Oleh:   Ahmad Andi Andriansah Ahmad Andi Andriansah   |   4/07/2015
Selamat sore sahabat Andi Rezpati pada postingan kali ini saya akan memberikan sedikit informasi mengenaicaryophylli flos dan chartami flos

 CARYOPHYLLI FLOS
      Nama Lain                          : Cengkeh
      Nama Tanaman Asal           : Eugenia caryophyllus ( Spreng )

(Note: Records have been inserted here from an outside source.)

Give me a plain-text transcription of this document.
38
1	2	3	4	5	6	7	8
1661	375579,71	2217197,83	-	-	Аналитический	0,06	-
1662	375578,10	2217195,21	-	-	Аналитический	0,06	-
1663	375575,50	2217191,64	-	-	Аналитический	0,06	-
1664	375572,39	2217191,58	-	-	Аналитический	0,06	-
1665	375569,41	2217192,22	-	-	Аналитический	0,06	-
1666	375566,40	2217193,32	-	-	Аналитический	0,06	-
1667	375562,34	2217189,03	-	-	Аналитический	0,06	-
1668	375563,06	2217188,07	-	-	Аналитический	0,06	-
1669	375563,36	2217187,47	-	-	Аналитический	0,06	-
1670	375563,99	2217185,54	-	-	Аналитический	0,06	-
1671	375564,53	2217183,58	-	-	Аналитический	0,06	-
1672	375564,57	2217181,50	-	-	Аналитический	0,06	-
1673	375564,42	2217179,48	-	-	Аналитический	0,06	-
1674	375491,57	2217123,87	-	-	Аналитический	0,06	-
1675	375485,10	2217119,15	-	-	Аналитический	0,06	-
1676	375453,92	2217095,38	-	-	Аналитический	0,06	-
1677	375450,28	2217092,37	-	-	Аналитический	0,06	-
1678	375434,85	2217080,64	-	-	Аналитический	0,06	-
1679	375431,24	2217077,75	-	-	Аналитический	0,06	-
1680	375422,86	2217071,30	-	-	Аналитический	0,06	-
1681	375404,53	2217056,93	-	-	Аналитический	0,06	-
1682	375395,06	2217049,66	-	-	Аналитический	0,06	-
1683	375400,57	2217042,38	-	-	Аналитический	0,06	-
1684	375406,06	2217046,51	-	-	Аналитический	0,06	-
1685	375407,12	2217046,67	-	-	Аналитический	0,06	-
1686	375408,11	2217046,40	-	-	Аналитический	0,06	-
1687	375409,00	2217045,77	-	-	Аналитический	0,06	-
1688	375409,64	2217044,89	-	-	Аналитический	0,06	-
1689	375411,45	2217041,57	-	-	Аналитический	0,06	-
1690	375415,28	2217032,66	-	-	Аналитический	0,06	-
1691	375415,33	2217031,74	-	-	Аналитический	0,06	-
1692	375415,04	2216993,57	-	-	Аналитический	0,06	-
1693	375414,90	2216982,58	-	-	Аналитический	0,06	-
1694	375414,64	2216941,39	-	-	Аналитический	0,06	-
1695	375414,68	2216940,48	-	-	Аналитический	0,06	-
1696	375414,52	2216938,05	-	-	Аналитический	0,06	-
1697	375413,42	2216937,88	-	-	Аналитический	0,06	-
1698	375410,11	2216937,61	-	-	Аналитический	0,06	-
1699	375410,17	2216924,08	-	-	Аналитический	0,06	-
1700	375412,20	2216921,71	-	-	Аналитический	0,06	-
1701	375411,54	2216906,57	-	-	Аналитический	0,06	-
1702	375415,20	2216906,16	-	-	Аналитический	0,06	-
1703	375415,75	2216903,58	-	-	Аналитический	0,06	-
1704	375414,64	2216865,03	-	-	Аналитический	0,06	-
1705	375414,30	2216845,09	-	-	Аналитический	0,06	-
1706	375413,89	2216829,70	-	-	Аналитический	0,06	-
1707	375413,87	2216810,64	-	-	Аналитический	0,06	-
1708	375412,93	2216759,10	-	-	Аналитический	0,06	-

      Keluarga                              : Myrtaceae
    Zat Berkhasiat Utama / Isi  : Minyak atsiri yang mengandung Egenol. Zat serupa damar, tidak berasa, hablurnya berupa jarum yang disebut kariofilin, zat penyamak dan Gom
Penggunaan                         : Stimulansia, obat mulas, menghi-langkan rasa mual dan muntah
      Pemerian                             : Bau aromatik kuat, rasa pedas
      Sediaan                               : Oleum caryophylli FI, kadar
                                                    minyak
                                                    atsiri tidak kurang dari 15 % v/b
      Bagian Yang Digunakan     : Anak daun
      Waktu Panen                       : Tanaman yang sudah berumur 6 Tahun dapat mulai dipetik kuncup bunganya. kuncup-kuncup ini mula-mula berwarna putih, kemudian hijau dan akhirnya merah. Kuncup bunganya harus dipetik sewaktu warnanya berubah dari hijau menjadi merah. Kemudian diasapi, lalu dijemur dan dilepas dari tangkainya.
      Penyimpanan                       : Dalam wadah tertutup baik




 CARTHAMI FLOS
Nama Lain                          : Kembang pulu, Kesumba
      Nama Tanaman Asal           : Carthamus tinctorius ( L. )
      Keluarga                              : Asteracea
    Zat Berkhasiat Utama / Isi  : Zat warna merah kartamin, zat warna kuning saflawer, lendir, minyak lemak
      Penggunaan                         : Laksativa
      Pemerian                             : Bau agak aromatis, rasa pahit
      Bagian Yang Digunakan     : Bunga dari bunga majemuk
      Waktu Panen                       : Untuk tujuan produksi zat warna, panenan dilakukan sebelum bunga yang telah sepenuhnya mekar menjadi layu dan ini terjadi pada hari kedua atau ketiga. Keterlambatan waktu panen atau karena hujan selama masa berbunga akan menyebabkan berkurangnya  zat warna yang dapat dipanen
      Jenis Dan Perbedaan             :
      Ada Dua Varietas :
1.      Daun dengan duri disebut Varietas Typicus tujuan produksi minyak
2.      Daun dengan sedikit duri ( Jarang ) disebut Varietas Inermis terutama untuk tujuan produksi zat warna
      Penyimpanan                       : Dalam wadah tertutup baik
demikian artikel yang bisa saya sampaikan pada postingan ini semoga bisa bermanfaat buat sahabat Andi Rezpati.